Deputy State's Attorney Robin Coffin told jurors she was grateful they would decide the teen's fate _ not a lynch mob.
"Praise the Lord this isn't a lynching," she told them. "Praise the Lord we are not in that day."
The ninth grader from Gilmor Homes in West Baltimore was the first of four teens to stand trial in Caprio's death.
The case against Harris hinged on whether jurors believed the boy burglarized two homes with his friends before running over the officer. Prosecutors charged him as am adult with "felony murder," meaning a felony crime in which a death is foreseeable. For example, when a burglar breaks into a home, awakens the owner and kills him in a struggle. Prosecutors had to prove not only murder, but the burglary too.

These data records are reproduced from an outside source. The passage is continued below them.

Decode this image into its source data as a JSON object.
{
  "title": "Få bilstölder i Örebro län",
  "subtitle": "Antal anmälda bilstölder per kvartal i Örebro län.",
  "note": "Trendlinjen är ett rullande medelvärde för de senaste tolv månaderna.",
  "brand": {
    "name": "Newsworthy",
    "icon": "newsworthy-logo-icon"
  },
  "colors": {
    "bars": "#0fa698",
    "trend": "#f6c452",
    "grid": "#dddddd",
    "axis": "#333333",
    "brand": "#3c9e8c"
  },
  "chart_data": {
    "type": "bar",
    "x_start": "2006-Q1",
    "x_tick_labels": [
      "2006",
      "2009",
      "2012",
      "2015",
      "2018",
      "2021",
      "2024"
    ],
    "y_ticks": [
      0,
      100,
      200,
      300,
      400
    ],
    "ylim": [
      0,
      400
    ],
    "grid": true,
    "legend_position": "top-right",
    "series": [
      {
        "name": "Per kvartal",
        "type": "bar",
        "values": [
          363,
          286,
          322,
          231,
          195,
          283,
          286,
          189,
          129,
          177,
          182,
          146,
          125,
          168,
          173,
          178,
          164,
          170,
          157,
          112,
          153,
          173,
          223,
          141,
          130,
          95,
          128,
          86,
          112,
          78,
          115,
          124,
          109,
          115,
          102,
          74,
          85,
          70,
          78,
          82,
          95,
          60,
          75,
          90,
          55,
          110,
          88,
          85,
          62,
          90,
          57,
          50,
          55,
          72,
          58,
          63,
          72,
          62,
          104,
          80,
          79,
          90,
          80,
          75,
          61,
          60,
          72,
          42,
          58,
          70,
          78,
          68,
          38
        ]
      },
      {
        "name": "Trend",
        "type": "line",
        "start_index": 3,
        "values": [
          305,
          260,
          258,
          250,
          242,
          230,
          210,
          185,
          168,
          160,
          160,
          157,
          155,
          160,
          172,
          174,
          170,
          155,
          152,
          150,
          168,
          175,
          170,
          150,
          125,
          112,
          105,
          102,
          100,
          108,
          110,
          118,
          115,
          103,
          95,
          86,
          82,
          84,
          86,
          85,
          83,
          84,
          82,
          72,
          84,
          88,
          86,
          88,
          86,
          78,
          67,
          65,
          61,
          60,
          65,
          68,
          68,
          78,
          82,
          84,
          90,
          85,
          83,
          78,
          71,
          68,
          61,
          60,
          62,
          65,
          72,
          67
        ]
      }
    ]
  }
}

In his closing argument Tuesday, Brown conceded that the teen killed Caprio.
"It ain't a matter of innocence. We know that he is responsible for her death and that's between him and God," Brown told the jury.
Instead, the defense attorneys sought to distance Harris from the burglaries, portraying him merely as a "dumb kid." They said the teen didn't ask too many questions when he hopped in a snazzy Jeep with his pals went joyriding in the suburbs. Even when the others began burglarizing homes, Brown said, Harris waited in the car.
"It's not in his spirit to hurt anybody. That's why he didn't go up in these homes," Brown told the jury.
Coffin, however, described Harris not as a naive teen hiding in the Jeep but as the lookout and getaway driver. She showed the jury text messages and phone call logs between Harris and the teens inside.
He waited outside in the Jeep 42 minutes while the teens burglarized one particular home, she told jurors.
"The defendant wants you to think he had no idea what's happening," Coffin said. "To suggest that he's not a primary actor is absurd."
Caprio was the 10th officer killed in the 144-year history of the Baltimore County Police Department. She was the first officer to die in the line of duty since Jason Schneider was gunned down while serving an arrest warrant in Catonsville six years ago.